I have no idea what the picture on the front page is supposed to relate to though - unless it's that same literary connection: Fantasy and science fiction.

Tuesday, April 03, 2007

Spring, stuff, sick leave

I keep forming blogposts in my mind, about the beauty and the melankoly of really early spring, the light on trash revealed after the winter, dirty flecks of melting snow and the scent of new growth. But I never get around to post those or the pictures, as life rushes on.

I have just operated one of my eyes, an operation I have mentioned before. This means I am on sick leave this week, and I really don't feel like straining my eyesight much for a while now. It will take weeks to heal and longer to adjust and settle. Good news is: I love my new glasses, and it seems like this will get coordinated.
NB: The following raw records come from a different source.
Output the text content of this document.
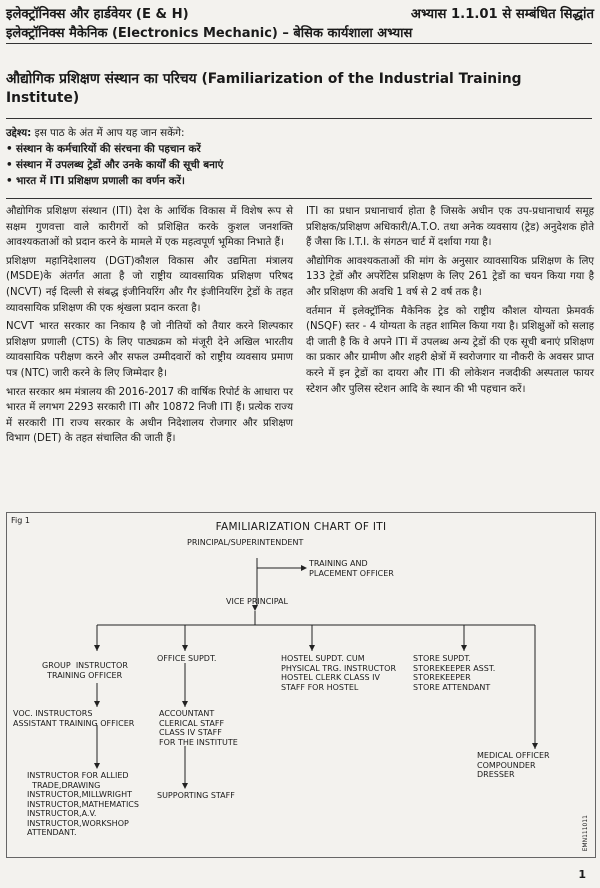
इलेक्ट्रॉनिक्स और हार्डवेयर (E & H)	अभ्यास 1.1.01 से सम्बंधित सिद्धांत
इलेक्ट्रॉनिक्स मैकेनिक (Electronics Mechanic) – बेसिक कार्यशाला अभ्यास
औद्योगिक प्रशिक्षण संस्थान का परिचय (Familiarization of the Industrial Training Institute)
उद्देश्य: इस पाठ के अंत में आप यह जान सकेंगे:
• संस्थान के कर्मचारियों की संरचना की पहचान करें
• संस्थान में उपलब्ध ट्रेडों और उनके कार्यों की सूची बनाएं
• भारत में ITI प्रशिक्षण प्रणाली का वर्णन करें।

औद्योगिक प्रशिक्षण संस्थान (ITI) देश के आर्थिक विकास में विशेष रूप से सक्षम गुणवत्ता वाले कारीगरों को प्रशिक्षित करके कुशल जनशक्ति आवश्यकताओं को प्रदान करने के मामले में एक महत्वपूर्ण भूमिका निभाते हैं।

प्रशिक्षण महानिदेशालय (DGT)कौशल विकास और उद्यमिता मंत्रालय (MSDE)के अंतर्गत आता है जो राष्ट्रीय व्यावसायिक प्रशिक्षण परिषद (NCVT) नई दिल्ली से संबद्ध इंजीनियरिंग और गैर इंजीनियरिंग ट्रेडों के तहत व्यावसायिक प्रशिक्षण की एक श्रृंखला प्रदान करता है।

NCVT भारत सरकार का निकाय है जो नीतियों को तैयार करने शिल्पकार प्रशिक्षण प्रणाली (CTS) के लिए पाठ्यक्रम को मंजूरी देने अखिल भारतीय व्यावसायिक परीक्षण करने और सफल उम्मीदवारों को राष्ट्रीय व्यवसाय प्रमाण पत्र (NTC) जारी करने के लिए जिम्मेदार है।

भारत सरकार श्रम मंत्रालय की 2016-2017 की वार्षिक रिपोर्ट के आधारा पर भारत में लगभग 2293 सरकारी ITI और 10872 निजी ITI हैं। प्रत्येक राज्य में सरकारी ITI राज्य सरकार के अधीन निदेशालय रोजगार और प्रशिक्षण विभाग (DET) के तहत संचालित की जाती हैं।

ITI का प्रधान प्रधानाचार्य होता है जिसके अधीन एक उप-प्रधानाचार्य समूह प्रशिक्षक/प्रशिक्षण अधिकारी/A.T.O. तथा अनेक व्यवसाय (ट्रेड) अनुदेशक होते हैं जैसा कि I.T.I. के संगठन चार्ट में दर्शाया गया है।

औद्योगिक आवश्यकताओं की मांग के अनुसार व्यावसायिक प्रशिक्षण के लिए 133 ट्रेडों और अपरेंटिस प्रशिक्षण के लिए 261 ट्रेडों का चयन किया गया है और प्रशिक्षण की अवधि 1 वर्ष से 2 वर्ष तक है।

वर्तमान में इलेक्ट्रॉनिक मैकेनिक ट्रेड को राष्ट्रीय कौशल योग्यता फ्रेमवर्क (NSQF) स्तर - 4 योग्यता के तहत शामिल किया गया है। प्रशिक्षुओं को सलाह दी जाती है कि वे अपने ITI में उपलब्ध अन्य ट्रेडों की एक सूची बनाएं प्रशिक्षण का प्रकार और ग्रामीण और शहरी क्षेत्रों में स्वरोजगार या नौकरी के अवसर प्राप्त करने में इन ट्रेडों का दायरा और ITI की लोकेशन नजदीकी अस्पताल फायर स्टेशन और पुलिस स्टेशन आदि के स्थान की भी पहचान करें।

Fig 1
FAMILIARIZATION CHART OF ITI
PRINCIPAL/SUPERINTENDENT
TRAINING AND
PLACEMENT OFFICER
VICE PRINCIPAL
GROUP  INSTRUCTOR
TRAINING OFFICER
OFFICE SUPDT.	HOSTEL SUPDT. CUM
PHYSICAL TRG. INSTRUCTOR
HOSTEL CLERK CLASS IV
STAFF FOR HOSTEL
STORE SUPDT.
STOREKEEPER ASST.
STOREKEEPER
STORE ATTENDANT
VOC. INSTRUCTORS
ASSISTANT TRAINING OFFICER
ACCOUNTANT
CLERICAL STAFF
CLASS IV STAFF
FOR THE INSTITUTE
INSTRUCTOR FOR ALLIED
TRADE,DRAWING
INSTRUCTOR,MILLWRIGHT
INSTRUCTOR,MATHEMATICS
INSTRUCTOR,A.V.
INSTRUCTOR,WORKSHOP
ATTENDANT.
SUPPORTING STAFF
MEDICAL OFFICER
COMPOUNDER
DRESSER
EMN111011
1
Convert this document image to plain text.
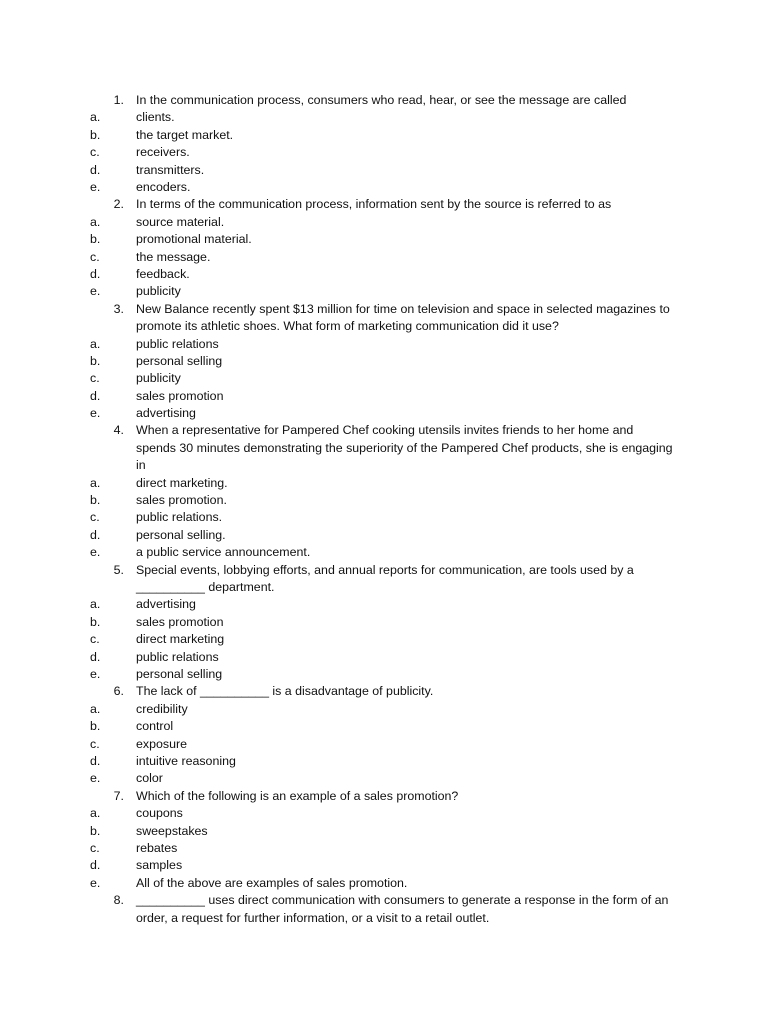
1. In the communication process, consumers who read, hear, or see the message are called
a.	clients.
b.	the target market.
c.	receivers.
d.	transmitters.
e.	encoders.
2. In terms of the communication process, information sent by the source is referred to as
a.	source material.
b.	promotional material.
c.	the message.
d.	feedback.
e.	publicity
3. New Balance recently spent $13 million for time on television and space in selected magazines to promote its athletic shoes. What form of marketing communication did it use?
a.	public relations
b.	personal selling
c.	publicity
d.	sales promotion
e.	advertising
4. When a representative for Pampered Chef cooking utensils invites friends to her home and spends 30 minutes demonstrating the superiority of the Pampered Chef products, she is engaging in
a.	direct marketing.
b.	sales promotion.
c.	public relations.
d.	personal selling.
e.	a public service announcement.
5. Special events, lobbying efforts, and annual reports for communication, are tools used by a __________ department.
a.	advertising
b.	sales promotion
c.	direct marketing
d.	public relations
e.	personal selling
6. The lack of __________ is a disadvantage of publicity.
a.	credibility
b.	control
c.	exposure
d.	intuitive reasoning
e.	color
7. Which of the following is an example of a sales promotion?
a.	coupons
b.	sweepstakes
c.	rebates
d.	samples
e.	All of the above are examples of sales promotion.
8. __________ uses direct communication with consumers to generate a response in the form of an order, a request for further information, or a visit to a retail outlet.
Yesterday I got a phone call from my mother, and she was at the hospital. So my period of sick leave and destressing is suddenly filled with hospital visits, figuring out a way to care for two fat, spoiled tomcats and how to have some easter fun with the family although there will be very little skiing and cabin life. Lucky I have a wonderful family who don't panic at the thought of spending their vacation between Volda, Ålesund and visits to the hospital.

I have to put a lot aside to deal with my mother's weakened condition and my own momentarily slacking health, but it's just one of those things. I have been complaining I didn't know how to say "no" to interesting propositions. This spring is a forceful lesson in priorities and letting go. I still don't know how to do it gracefully though.